Pavement parking is not illegal outside London and down to the discretion of the local council in the area. In the Capital, motorists can be penalised with a £70 fine if caught flouting the offence. Some areas of the country have previously introduced temporary bans or mini clampdown schemes to discourage drivers from doing it. Now, drivers parking on the pavement in Wales could face action, states a minister.
Deputy Transport Minister Lee Waters discusses pavement parking at the Active Travel conference in Cardiff, reports the BBC.
He said it was “not about penalising car users, but redressing the balance of power in our urban environment”.
Deputy Transport Minister Lee Waters said: “Our goal is for people of all ages and abilities to be confident that they can make every day journeys by walking and cycling, and do so safely.

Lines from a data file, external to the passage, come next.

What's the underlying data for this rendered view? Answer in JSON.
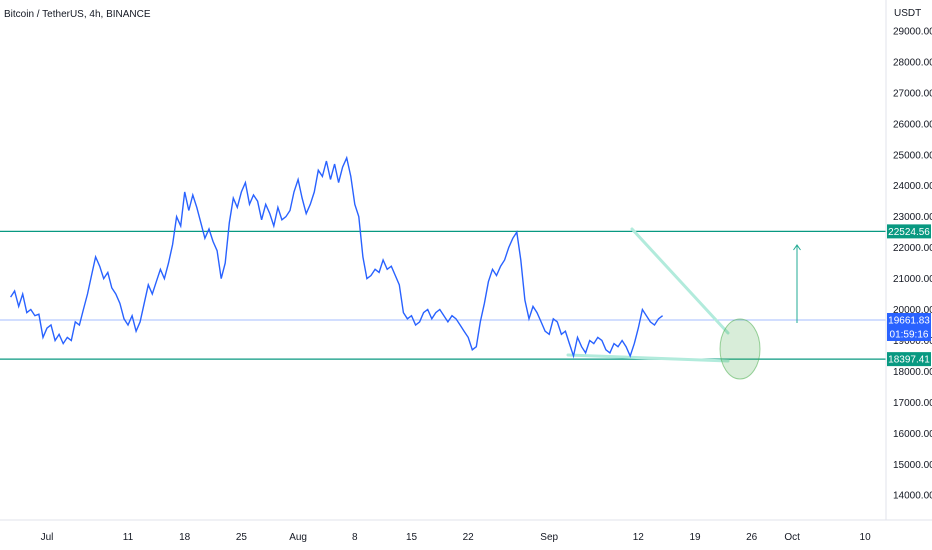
{
  "chart_data": {
    "type": "line",
    "title": "Bitcoin / TetherUS, 4h, BINANCE",
    "currency": "USDT",
    "ylim": [
      13200,
      30000
    ],
    "y_ticks": [
      "14000.00",
      "15000.00",
      "16000.00",
      "17000.00",
      "18000.00",
      "19000.00",
      "20000.00",
      "21000.00",
      "22000.00",
      "23000.00",
      "24000.00",
      "25000.00",
      "26000.00",
      "27000.00",
      "28000.00",
      "29000.00"
    ],
    "x_ticks": [
      {
        "label": "Jul",
        "day": 0
      },
      {
        "label": "11",
        "day": 10
      },
      {
        "label": "18",
        "day": 17
      },
      {
        "label": "25",
        "day": 24
      },
      {
        "label": "Aug",
        "day": 31
      },
      {
        "label": "8",
        "day": 38
      },
      {
        "label": "15",
        "day": 45
      },
      {
        "label": "22",
        "day": 52
      },
      {
        "label": "Sep",
        "day": 62
      },
      {
        "label": "12",
        "day": 73
      },
      {
        "label": "19",
        "day": 80
      },
      {
        "label": "26",
        "day": 87
      },
      {
        "label": "Oct",
        "day": 92
      },
      {
        "label": "10",
        "day": 101
      }
    ],
    "series": [
      {
        "color": "#2962ff",
        "points": [
          [
            -4.5,
            20400
          ],
          [
            -4,
            20600
          ],
          [
            -3.5,
            20100
          ],
          [
            -3,
            20500
          ],
          [
            -2.5,
            19900
          ],
          [
            -2,
            20000
          ],
          [
            -1.5,
            19800
          ],
          [
            -1,
            19850
          ],
          [
            -0.5,
            19100
          ],
          [
            0,
            19400
          ],
          [
            0.5,
            19500
          ],
          [
            1,
            19000
          ],
          [
            1.5,
            19200
          ],
          [
            2,
            18900
          ],
          [
            2.5,
            19100
          ],
          [
            3,
            19000
          ],
          [
            3.5,
            19600
          ],
          [
            4,
            19500
          ],
          [
            4.5,
            20000
          ],
          [
            5,
            20500
          ],
          [
            5.5,
            21100
          ],
          [
            6,
            21700
          ],
          [
            6.5,
            21400
          ],
          [
            7,
            21000
          ],
          [
            7.5,
            21200
          ],
          [
            8,
            20700
          ],
          [
            8.5,
            20500
          ],
          [
            9,
            20200
          ],
          [
            9.5,
            19700
          ],
          [
            10,
            19500
          ],
          [
            10.5,
            19800
          ],
          [
            11,
            19300
          ],
          [
            11.5,
            19600
          ],
          [
            12,
            20200
          ],
          [
            12.5,
            20800
          ],
          [
            13,
            20500
          ],
          [
            13.5,
            20900
          ],
          [
            14,
            21300
          ],
          [
            14.5,
            21000
          ],
          [
            15,
            21500
          ],
          [
            15.5,
            22100
          ],
          [
            16,
            23000
          ],
          [
            16.5,
            22700
          ],
          [
            17,
            23800
          ],
          [
            17.5,
            23200
          ],
          [
            18,
            23700
          ],
          [
            18.5,
            23300
          ],
          [
            19,
            22800
          ],
          [
            19.5,
            22300
          ],
          [
            20,
            22600
          ],
          [
            20.5,
            22200
          ],
          [
            21,
            21900
          ],
          [
            21.5,
            21000
          ],
          [
            22,
            21500
          ],
          [
            22.5,
            22800
          ],
          [
            23,
            23600
          ],
          [
            23.5,
            23300
          ],
          [
            24,
            23800
          ],
          [
            24.5,
            24100
          ],
          [
            25,
            23400
          ],
          [
            25.5,
            23700
          ],
          [
            26,
            23500
          ],
          [
            26.5,
            22900
          ],
          [
            27,
            23400
          ],
          [
            27.5,
            23100
          ],
          [
            28,
            22700
          ],
          [
            28.5,
            23300
          ],
          [
            29,
            22900
          ],
          [
            29.5,
            23000
          ],
          [
            30,
            23200
          ],
          [
            30.5,
            23800
          ],
          [
            31,
            24200
          ],
          [
            31.5,
            23600
          ],
          [
            32,
            23100
          ],
          [
            32.5,
            23400
          ],
          [
            33,
            23800
          ],
          [
            33.5,
            24500
          ],
          [
            34,
            24300
          ],
          [
            34.5,
            24800
          ],
          [
            35,
            24200
          ],
          [
            35.5,
            24700
          ],
          [
            36,
            24100
          ],
          [
            36.5,
            24600
          ],
          [
            37,
            24900
          ],
          [
            37.5,
            24300
          ],
          [
            38,
            23400
          ],
          [
            38.5,
            23000
          ],
          [
            39,
            21700
          ],
          [
            39.5,
            21000
          ],
          [
            40,
            21100
          ],
          [
            40.5,
            21300
          ],
          [
            41,
            21200
          ],
          [
            41.5,
            21600
          ],
          [
            42,
            21300
          ],
          [
            42.5,
            21400
          ],
          [
            43,
            21100
          ],
          [
            43.5,
            20800
          ],
          [
            44,
            19900
          ],
          [
            44.5,
            19700
          ],
          [
            45,
            19800
          ],
          [
            45.5,
            19500
          ],
          [
            46,
            19600
          ],
          [
            46.5,
            19900
          ],
          [
            47,
            20000
          ],
          [
            47.5,
            19700
          ],
          [
            48,
            19900
          ],
          [
            48.5,
            20000
          ],
          [
            49,
            19800
          ],
          [
            49.5,
            19600
          ],
          [
            50,
            19800
          ],
          [
            50.5,
            19700
          ],
          [
            51,
            19500
          ],
          [
            51.5,
            19300
          ],
          [
            52,
            19100
          ],
          [
            52.5,
            18700
          ],
          [
            53,
            18800
          ],
          [
            53.5,
            19600
          ],
          [
            54,
            20200
          ],
          [
            54.5,
            20900
          ],
          [
            55,
            21300
          ],
          [
            55.5,
            21100
          ],
          [
            56,
            21400
          ],
          [
            56.5,
            21600
          ],
          [
            57,
            22000
          ],
          [
            57.5,
            22300
          ],
          [
            58,
            22500
          ],
          [
            58.5,
            21600
          ],
          [
            59,
            20300
          ],
          [
            59.5,
            19700
          ],
          [
            60,
            20100
          ],
          [
            60.5,
            19900
          ],
          [
            61,
            19600
          ],
          [
            61.5,
            19300
          ],
          [
            62,
            19200
          ],
          [
            62.5,
            19700
          ],
          [
            63,
            19600
          ],
          [
            63.5,
            19200
          ],
          [
            64,
            19300
          ],
          [
            64.5,
            18900
          ],
          [
            65,
            18500
          ],
          [
            65.5,
            19100
          ],
          [
            66,
            18800
          ],
          [
            66.5,
            18600
          ],
          [
            67,
            19000
          ],
          [
            67.5,
            18900
          ],
          [
            68,
            19100
          ],
          [
            68.5,
            19000
          ],
          [
            69,
            18700
          ],
          [
            69.5,
            18600
          ],
          [
            70,
            18900
          ],
          [
            70.5,
            18800
          ],
          [
            71,
            19000
          ],
          [
            71.5,
            18800
          ],
          [
            72,
            18500
          ],
          [
            72.5,
            18900
          ],
          [
            73,
            19400
          ],
          [
            73.5,
            20000
          ],
          [
            74,
            19800
          ],
          [
            74.5,
            19600
          ],
          [
            75,
            19500
          ],
          [
            75.5,
            19700
          ],
          [
            76,
            19800
          ]
        ]
      }
    ],
    "levels": [
      {
        "value": 22524.56,
        "label": "22524.56",
        "color": "#089981"
      },
      {
        "value": 18397.41,
        "label": "18397.41",
        "color": "#089981"
      },
      {
        "value": 19661.83,
        "label": "19661.83",
        "color": "#2962ff"
      }
    ],
    "last_price": {
      "value": 19661.83,
      "label": "19661.83",
      "countdown": "01:59:16",
      "color": "#2962ff"
    },
    "annotations": {
      "trend_color": "#b2ebdc",
      "arrow_color": "#22ab94",
      "circle_color": "#4caf50"
    }
  }
}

“But there are barriers in our villages, towns and cities to allow this to easily happen and this is something we must look at ways of addressing – not least as part of our wider response to the climate emergency, the air quality crisis and the obesity epidemic.”
Pavement parking is thought to be particularly an issue around schools as there is an influx of vehicles at the beginning and end of the day.
An expert group will also look at other impacts of poor or inconsiderate parking across tension points in the city and country.
“This, alongside the task group shortly being set up to provide concrete advice on changing the default speed limit from 30 to 20mph are tangible things we as a government must lead on if we are serious about facilitating safe walking and cycling,” Mr Waters added.